The pencil of the uninformative legend “Unknown seaman” on the tidewood is described in the fourth quatrain as “ghostly,” equating the faintness of the writing with the death it fails to classify. The connection is augmented by the color of the writing, which turns “As blue as drowned men’s lips” when buffeted by the “breath of the wet season,” just as the sailors have been buffeted—and perhaps were drowned—by their journey through the sea.
The final quatrain refers to the trope of death as a leveler and the end of all battles. Two ideas are juxtaposed which join the enemies together in death. First, in death, the souls or spirits of the seamen have “gone in search of the same landfall,” regardless of the side they fought on in life. Second, the sand joins their bodies together with a similar lack of discrimination, enlisting them together “on the other front.”

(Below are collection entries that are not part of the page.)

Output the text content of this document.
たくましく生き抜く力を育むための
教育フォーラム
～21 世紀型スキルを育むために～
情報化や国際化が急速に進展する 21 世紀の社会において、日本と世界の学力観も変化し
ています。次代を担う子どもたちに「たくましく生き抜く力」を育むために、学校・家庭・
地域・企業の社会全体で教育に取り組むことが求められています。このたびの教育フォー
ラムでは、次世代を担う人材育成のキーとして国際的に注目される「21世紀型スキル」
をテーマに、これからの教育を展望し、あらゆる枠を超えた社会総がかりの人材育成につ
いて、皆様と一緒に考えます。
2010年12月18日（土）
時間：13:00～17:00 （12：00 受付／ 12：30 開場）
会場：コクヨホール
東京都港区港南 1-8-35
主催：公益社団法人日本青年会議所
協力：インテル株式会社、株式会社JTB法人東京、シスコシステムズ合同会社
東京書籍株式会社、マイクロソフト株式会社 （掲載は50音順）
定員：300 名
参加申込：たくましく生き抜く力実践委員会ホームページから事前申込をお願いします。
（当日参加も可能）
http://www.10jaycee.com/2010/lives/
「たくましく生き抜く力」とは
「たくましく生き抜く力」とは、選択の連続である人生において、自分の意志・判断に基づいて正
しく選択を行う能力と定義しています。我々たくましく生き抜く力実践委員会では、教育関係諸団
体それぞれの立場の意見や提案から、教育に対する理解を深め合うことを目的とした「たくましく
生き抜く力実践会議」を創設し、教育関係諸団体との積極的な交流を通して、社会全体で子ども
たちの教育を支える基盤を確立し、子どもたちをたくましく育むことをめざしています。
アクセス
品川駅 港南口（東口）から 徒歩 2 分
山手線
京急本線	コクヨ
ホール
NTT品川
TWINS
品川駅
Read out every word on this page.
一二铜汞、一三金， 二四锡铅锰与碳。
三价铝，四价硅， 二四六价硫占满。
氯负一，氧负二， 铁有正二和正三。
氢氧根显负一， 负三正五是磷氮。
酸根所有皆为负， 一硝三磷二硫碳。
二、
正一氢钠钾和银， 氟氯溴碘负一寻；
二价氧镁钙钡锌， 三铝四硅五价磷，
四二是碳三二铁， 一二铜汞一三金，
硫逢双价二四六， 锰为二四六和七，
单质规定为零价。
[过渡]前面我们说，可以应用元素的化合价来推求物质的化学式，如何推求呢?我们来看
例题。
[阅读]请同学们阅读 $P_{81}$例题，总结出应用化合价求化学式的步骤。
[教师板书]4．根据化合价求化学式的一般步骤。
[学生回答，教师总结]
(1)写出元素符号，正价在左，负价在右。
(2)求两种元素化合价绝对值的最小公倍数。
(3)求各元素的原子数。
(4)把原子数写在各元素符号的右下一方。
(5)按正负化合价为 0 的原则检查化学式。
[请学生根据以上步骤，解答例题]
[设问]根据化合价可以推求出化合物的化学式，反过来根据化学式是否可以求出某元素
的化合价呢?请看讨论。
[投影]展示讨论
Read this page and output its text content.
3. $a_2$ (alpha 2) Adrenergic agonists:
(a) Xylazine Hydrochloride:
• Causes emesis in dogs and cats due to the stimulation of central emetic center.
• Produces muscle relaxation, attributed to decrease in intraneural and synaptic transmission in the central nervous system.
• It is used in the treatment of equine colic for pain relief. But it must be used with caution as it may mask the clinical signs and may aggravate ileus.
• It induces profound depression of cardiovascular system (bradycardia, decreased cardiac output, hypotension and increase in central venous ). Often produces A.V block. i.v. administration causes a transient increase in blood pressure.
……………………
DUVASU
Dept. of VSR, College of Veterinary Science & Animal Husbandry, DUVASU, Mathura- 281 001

The importance of respectful burial is practically a cultural universal. It is a major theme of one of the most influential works of ancient Greek literature, Sophocles’s play Antigone. Its protagonist, Antigone, insists that her brother is entitled to a decent burial even if he fought as an enemy of the state. Necessity forces this perspective onto those who bury the sailors in Slessor’s poem, since they have no way to identify the sailors or the side on which they fought. The sailors lie side by side, connected by the sands of the beach, identifiable only as human beings.